Les militants votent à la fédération socialiste de Haute-Garonne.Les militants votent à la fédération socialiste de Haute-Garonne. © Yannick Sanchez

À la fédération socialiste de Haute-Garonne, le poster de Kader Arif, premier secrétaire fédéral de 1999 à 2008, trône toujours au milieu de la salle d'accueil.

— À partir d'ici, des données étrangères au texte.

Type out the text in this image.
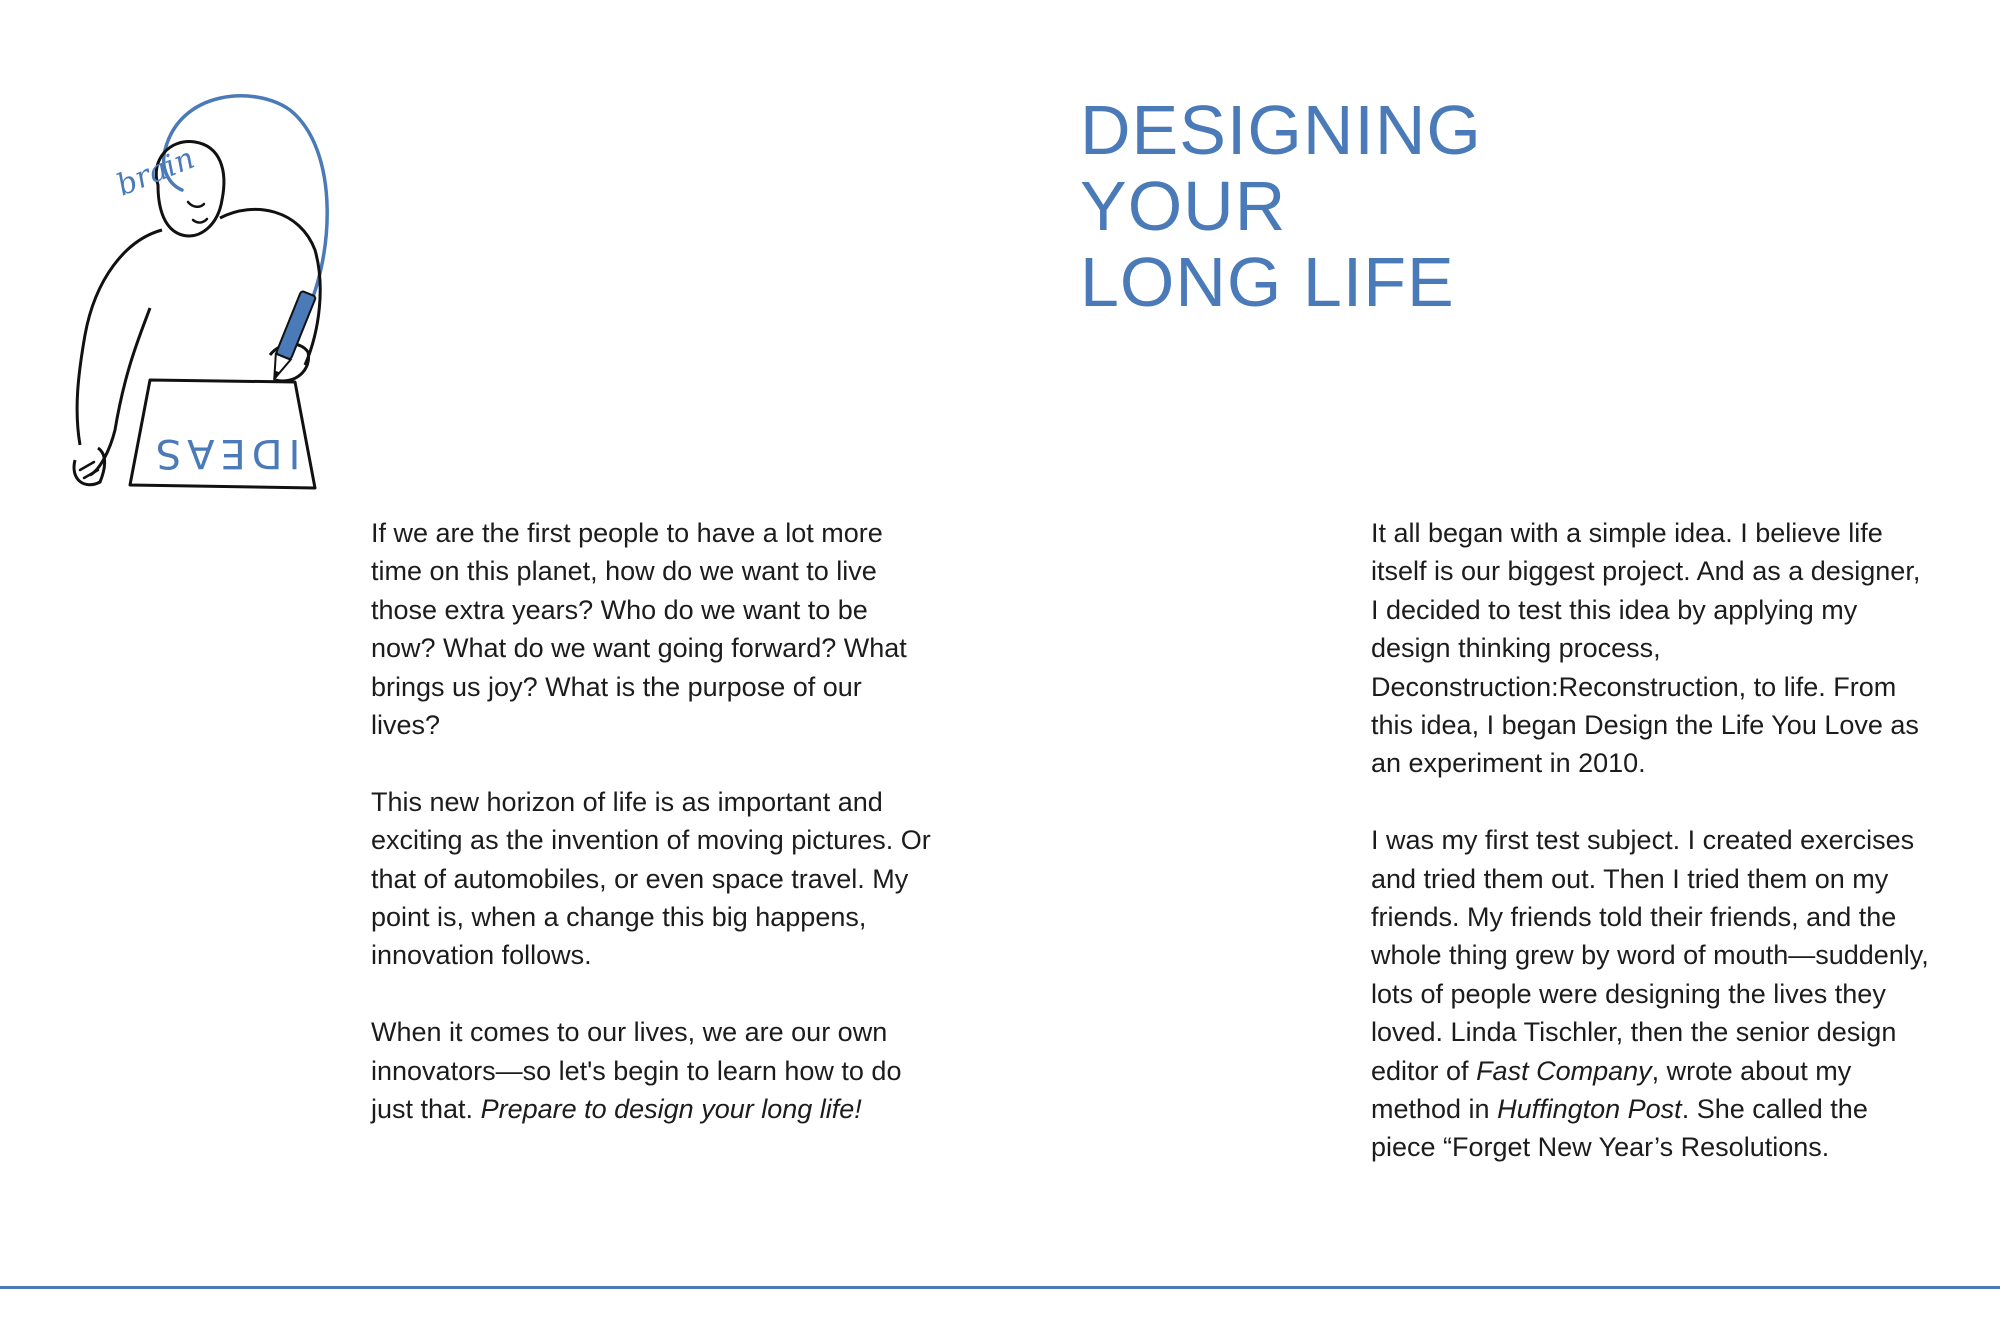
brain
IDEAS
DESIGNING
YOUR
LONG LIFE

If we are the first people to have a lot more time on this planet, how do we want to live those extra years? Who do we want to be now? What do we want going forward? What brings us joy? What is the purpose of our lives?

This new horizon of life is as important and exciting as the invention of moving pictures. Or that of automobiles, or even space travel. My point is, when a change this big happens, innovation follows.

When it comes to our lives, we are our own innovators—so let's begin to learn how to do just that. Prepare to design your long life!

It all began with a simple idea. I believe life itself is our biggest project. And as a designer, I decided to test this idea by applying my design thinking process, Deconstruction:Reconstruction, to life. From this idea, I began Design the Life You Love as an experiment in 2010.

I was my first test subject. I created exercises and tried them out. Then I tried them on my friends. My friends told their friends, and the whole thing grew by word of mouth—suddenly, lots of people were designing the lives they loved. Linda Tischler, then the senior design editor of Fast Company, wrote about my method in Huffington Post. She called the piece “Forget New Year’s Resolutions.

C'est ici que le natif de Castres, ancien joueur de rugby, a posé ses premiers jalons en politique, repéré par Lionel Jospin dans les années 1980 et adoubé par François Hollande quand il était premier secrétaire du Parti socialiste. À la « Fédé », on ne touche pas à Kader, l'enfant du pays. « Présomption d'innocence », clament quelques militants venus voter pour désigner leurs candidats aux cantonales, prenant soin d'éviter le débat sur l'intégrité de l'ancien secrétaire d'État aux anciens combattants, qui a dû démissionner après une perquisition dans son ministère en marge d'une affaire de favoritisme visant plusieurs membres de sa famille.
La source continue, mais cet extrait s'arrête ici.